A leading libertarian writer is due to address a dinner in Brussels next week on the subject: ‘Is health the new religion?’.
Hosted by the smokers’ group Forest EU on November 14, the event will ask the following questions:
- Should people be nudged or forced to change their lifestyle in their own best interests and that of the nation, or should they be left alone?
- What role does government and business have to play in improving our health?
- Are current regulations on legal but potentially unhealthy consumer products justified, and should they go further?
Guest speaker Claire Fox is director of the London-based Institute of Ideas and a regular panelist on BBC Radio 4’s The Moral Maze. She convenes the annual Battle of Ideas festival and is author of a recent book on free speech, I Find That Offensive.
Speaking ahead of the event, Claire Fox said it could sometimes feel as though a new secular religious fervor had taken hold in terms of an obsessive public health agenda.
“Behavior modification may have changed its form but guilt-inducing campaigns against smoking, drinking and so-called junk food are pursued with missionary zeal, suggesting that health paternalism is the new religion.
“Sadly this new shift lacks any chance of redemption as it relentlessly pursues evidence-lite policies that too often treat adults as hapless children who need saving from themselves.
“The nanny state invades even the most intimate aspects of how people live their lives, from what they feed their kids to how they spend their leisure time.”
Meanwhile, Guillaume Périgois, spokesman for Forest EU, said there was a rigid evangelism about the public health lobby that was moving swiftly from tobacco control to other areas, notably food and drink.

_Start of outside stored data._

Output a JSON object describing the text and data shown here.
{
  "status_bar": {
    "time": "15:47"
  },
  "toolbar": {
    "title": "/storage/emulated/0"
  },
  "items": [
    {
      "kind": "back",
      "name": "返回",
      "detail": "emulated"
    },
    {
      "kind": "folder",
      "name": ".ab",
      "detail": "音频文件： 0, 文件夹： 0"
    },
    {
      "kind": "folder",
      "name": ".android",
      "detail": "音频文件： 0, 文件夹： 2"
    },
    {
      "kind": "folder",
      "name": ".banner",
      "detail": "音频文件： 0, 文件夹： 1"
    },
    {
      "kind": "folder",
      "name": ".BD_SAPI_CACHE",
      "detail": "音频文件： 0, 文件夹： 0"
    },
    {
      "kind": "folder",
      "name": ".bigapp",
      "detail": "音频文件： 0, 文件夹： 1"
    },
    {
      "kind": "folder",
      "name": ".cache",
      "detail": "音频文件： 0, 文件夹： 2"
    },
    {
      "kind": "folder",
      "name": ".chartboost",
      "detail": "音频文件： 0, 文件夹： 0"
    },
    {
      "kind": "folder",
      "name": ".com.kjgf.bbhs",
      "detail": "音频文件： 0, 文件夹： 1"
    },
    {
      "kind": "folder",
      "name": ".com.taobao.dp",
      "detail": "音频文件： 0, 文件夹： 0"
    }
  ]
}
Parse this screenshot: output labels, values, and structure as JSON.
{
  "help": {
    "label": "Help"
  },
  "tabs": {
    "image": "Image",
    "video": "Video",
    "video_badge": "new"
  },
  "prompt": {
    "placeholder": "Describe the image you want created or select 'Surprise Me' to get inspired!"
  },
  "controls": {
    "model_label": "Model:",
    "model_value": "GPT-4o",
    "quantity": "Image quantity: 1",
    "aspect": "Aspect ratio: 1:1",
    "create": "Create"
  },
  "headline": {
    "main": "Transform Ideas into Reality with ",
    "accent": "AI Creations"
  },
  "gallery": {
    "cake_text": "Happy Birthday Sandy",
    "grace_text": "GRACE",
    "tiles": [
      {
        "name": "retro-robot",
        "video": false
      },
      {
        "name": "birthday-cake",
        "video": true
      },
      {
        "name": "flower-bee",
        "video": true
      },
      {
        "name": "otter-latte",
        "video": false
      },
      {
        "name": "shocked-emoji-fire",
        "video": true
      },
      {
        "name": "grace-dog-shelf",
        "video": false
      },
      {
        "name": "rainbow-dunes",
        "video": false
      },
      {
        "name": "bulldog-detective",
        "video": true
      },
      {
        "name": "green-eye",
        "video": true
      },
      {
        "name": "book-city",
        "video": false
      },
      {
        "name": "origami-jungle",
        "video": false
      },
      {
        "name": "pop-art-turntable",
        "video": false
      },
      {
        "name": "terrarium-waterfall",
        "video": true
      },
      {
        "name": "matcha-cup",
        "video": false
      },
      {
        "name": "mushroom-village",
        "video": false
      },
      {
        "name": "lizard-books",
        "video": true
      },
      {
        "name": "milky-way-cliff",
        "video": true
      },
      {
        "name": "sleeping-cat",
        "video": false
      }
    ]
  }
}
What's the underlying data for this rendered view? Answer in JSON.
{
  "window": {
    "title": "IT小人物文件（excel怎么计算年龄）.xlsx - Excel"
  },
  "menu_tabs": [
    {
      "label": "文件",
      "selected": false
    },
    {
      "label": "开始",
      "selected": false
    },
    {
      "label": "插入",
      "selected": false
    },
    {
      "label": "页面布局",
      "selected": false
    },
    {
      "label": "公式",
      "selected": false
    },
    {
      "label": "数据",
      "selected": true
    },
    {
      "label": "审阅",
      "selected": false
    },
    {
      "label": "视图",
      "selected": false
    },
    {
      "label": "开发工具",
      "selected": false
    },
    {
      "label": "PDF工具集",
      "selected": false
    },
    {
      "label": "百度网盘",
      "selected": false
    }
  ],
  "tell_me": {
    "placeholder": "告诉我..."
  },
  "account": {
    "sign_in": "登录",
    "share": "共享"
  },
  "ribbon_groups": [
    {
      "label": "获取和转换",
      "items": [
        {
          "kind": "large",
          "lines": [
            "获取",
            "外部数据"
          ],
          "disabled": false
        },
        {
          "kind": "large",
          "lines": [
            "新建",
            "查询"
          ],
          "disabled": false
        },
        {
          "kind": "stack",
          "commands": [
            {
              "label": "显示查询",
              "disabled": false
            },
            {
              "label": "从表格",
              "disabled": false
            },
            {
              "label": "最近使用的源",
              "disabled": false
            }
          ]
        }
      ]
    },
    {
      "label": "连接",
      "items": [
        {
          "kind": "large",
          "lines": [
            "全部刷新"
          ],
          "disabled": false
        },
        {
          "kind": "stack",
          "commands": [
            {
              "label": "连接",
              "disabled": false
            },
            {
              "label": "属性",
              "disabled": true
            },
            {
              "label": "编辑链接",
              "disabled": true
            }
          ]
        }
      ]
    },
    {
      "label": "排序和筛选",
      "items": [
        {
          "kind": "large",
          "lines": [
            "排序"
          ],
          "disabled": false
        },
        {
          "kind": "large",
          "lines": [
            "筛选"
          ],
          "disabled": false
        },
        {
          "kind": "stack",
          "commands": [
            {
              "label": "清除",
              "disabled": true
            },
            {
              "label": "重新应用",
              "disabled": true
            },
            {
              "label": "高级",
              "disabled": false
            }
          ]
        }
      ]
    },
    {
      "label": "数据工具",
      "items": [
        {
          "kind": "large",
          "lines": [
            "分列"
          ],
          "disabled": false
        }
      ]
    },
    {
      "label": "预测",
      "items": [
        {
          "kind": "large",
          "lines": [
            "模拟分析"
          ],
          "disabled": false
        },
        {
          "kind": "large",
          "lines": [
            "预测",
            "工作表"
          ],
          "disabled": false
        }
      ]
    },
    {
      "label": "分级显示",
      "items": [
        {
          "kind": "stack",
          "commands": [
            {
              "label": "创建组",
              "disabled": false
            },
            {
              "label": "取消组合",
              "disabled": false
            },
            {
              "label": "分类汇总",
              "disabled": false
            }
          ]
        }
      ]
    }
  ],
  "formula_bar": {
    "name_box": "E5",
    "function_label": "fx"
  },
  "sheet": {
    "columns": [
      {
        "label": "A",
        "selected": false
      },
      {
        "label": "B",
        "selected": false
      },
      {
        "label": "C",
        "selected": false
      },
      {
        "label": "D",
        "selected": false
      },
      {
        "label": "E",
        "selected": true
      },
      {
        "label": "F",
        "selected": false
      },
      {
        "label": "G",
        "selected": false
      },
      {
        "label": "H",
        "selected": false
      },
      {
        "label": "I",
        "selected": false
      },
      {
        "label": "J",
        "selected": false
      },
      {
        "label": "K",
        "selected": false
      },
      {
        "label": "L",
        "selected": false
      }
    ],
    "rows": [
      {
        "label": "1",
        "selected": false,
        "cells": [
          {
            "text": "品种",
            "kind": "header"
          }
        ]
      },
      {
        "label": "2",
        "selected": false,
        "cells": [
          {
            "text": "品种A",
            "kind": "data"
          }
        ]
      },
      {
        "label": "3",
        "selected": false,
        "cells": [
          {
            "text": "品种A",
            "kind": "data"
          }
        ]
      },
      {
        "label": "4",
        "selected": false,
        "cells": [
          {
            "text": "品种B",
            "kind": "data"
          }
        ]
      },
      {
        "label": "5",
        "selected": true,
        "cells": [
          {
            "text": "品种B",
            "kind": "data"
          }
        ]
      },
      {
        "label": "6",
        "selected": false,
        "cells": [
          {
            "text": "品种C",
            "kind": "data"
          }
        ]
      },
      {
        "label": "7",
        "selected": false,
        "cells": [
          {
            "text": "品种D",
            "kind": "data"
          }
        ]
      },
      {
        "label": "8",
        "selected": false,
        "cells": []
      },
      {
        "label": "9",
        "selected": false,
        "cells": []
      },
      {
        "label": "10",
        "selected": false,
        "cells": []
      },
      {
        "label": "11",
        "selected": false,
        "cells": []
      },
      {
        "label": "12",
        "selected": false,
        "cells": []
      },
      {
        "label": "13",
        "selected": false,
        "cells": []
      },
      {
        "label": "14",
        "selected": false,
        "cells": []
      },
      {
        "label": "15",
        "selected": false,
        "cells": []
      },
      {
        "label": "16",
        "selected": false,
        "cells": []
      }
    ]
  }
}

“People who allegedly abuse their bodies by smoking, drinking or eating the ‘wrong’ type of food are increasingly characterised as sinners compared to those who keep fit, eat healthily and don’t smoke or drink.
“Many people are concerned at the extent to which government is trying to dictate how we live our lives.”
It was time for a proper debate on an issue that had serious repercussions for individual freedom, he added.